If you are doing cardio for the fat burning effect, swimming is not your best choice because of the diving effect. When your face is submerged in water your body naturally starts to conserve 02. Because of this you don’t get the full aerobic affect and actually burn less calories because less 02 is burned. For fat loos, weight bearing exercises would be a better choice because they burn more calories and you don’t have the diving effect.

Now, if you want to gain or increase you lung and vascular system aerobic capacity, swimming is excellent because of the diving reflex.

But any aerobic training at a medium to intense level will reduce your muscle mass and ability to gain muscle because it is counterproductive to gaining and maintaining type II muscle fibers.

It’s fine for whatever your purposes, if you enjoy it do it.
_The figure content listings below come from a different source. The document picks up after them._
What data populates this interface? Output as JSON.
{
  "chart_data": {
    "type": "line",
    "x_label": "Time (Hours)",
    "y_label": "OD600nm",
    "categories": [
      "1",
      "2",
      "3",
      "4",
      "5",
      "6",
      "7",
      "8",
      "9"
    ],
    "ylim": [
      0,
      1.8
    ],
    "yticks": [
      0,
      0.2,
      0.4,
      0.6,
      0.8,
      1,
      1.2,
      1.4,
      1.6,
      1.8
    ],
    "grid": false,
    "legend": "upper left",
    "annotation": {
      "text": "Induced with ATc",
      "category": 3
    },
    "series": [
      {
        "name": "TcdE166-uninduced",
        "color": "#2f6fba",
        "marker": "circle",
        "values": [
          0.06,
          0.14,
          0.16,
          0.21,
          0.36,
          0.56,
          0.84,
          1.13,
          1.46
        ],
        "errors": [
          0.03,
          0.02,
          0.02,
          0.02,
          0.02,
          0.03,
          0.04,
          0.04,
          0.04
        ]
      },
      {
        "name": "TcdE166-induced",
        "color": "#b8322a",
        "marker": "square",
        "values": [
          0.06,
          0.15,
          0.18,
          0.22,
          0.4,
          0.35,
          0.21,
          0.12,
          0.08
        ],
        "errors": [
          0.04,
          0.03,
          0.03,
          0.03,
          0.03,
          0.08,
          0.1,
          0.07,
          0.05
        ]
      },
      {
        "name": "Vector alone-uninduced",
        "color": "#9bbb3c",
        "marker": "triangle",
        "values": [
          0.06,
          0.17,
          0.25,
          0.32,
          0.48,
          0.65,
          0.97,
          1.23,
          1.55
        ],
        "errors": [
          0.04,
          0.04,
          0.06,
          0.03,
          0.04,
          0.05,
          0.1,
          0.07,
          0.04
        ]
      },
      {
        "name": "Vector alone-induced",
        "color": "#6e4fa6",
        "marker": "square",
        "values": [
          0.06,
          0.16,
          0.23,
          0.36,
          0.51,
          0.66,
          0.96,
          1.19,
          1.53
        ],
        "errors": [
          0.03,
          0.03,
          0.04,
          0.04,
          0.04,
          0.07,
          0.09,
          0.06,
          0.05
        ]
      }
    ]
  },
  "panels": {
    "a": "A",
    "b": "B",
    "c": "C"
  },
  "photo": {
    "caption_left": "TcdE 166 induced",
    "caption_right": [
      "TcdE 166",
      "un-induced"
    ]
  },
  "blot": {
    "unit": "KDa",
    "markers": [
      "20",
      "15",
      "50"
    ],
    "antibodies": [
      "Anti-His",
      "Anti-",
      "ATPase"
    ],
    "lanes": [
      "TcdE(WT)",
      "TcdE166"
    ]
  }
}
Cardio really shouldn’t be looked at as a means to burn fat since there are many options for fuel, and really we’re capable of burning fat any time we’re in an aerobic state, right now we’re aerobic.

As long as the swimming is done at a challenging intensity you’re fine.

Thanks guys, I appreciate the resposes. I’ll substitute the swimming once in a while. I should have been more clear with the type of swimming. We’re doing hard “sprints” with about 30-40 seconds rest in between. It feels like an intense cardio workout.

-Ethan

I sometimes like sitting in a sauna/steam room to warm up prior to a workout.

I usually do repeat interval sets quite hard - a session might look like this;

Easy100-200m warm up

10 x 50m HARD with 30s break
3-5min break/stretch
5 x 100m HARD with 1 min break

You might need to play with breaks/distances depending on your swimming ability.

Have a look at the top level 50-100m sprint swimmers, they are usually very lean and have a good lot of muscle on them, so that may answer your question.

It is important to remember that because tall people are naturally suited to swimming due to the streamlining effect most of the top level swimmers will look very lean and this may bias people towards saying that swimming doesn’t let you build up muscle because that’s what they see on TV when the Olympics are on! There have been periods when I have personally concentrated on swimming a couple of times a week for a few km each session AND I have not been weight training or had a decent diet! (This was pre-Tnation) Yet I did not become some scrawny stick-figure in the process.

I think that swimming is a good active recovery exercise as you use the whole body and I feel that the action of the water is therapeutic, plus it is non-impact.

If you are doing hard sprints all the time be careful of not overdoing things. Although you could do swimming sprints more frequently than running sprints I still think there is a danger of overtraining with too much HIIT, especially when training hard in the gym as well.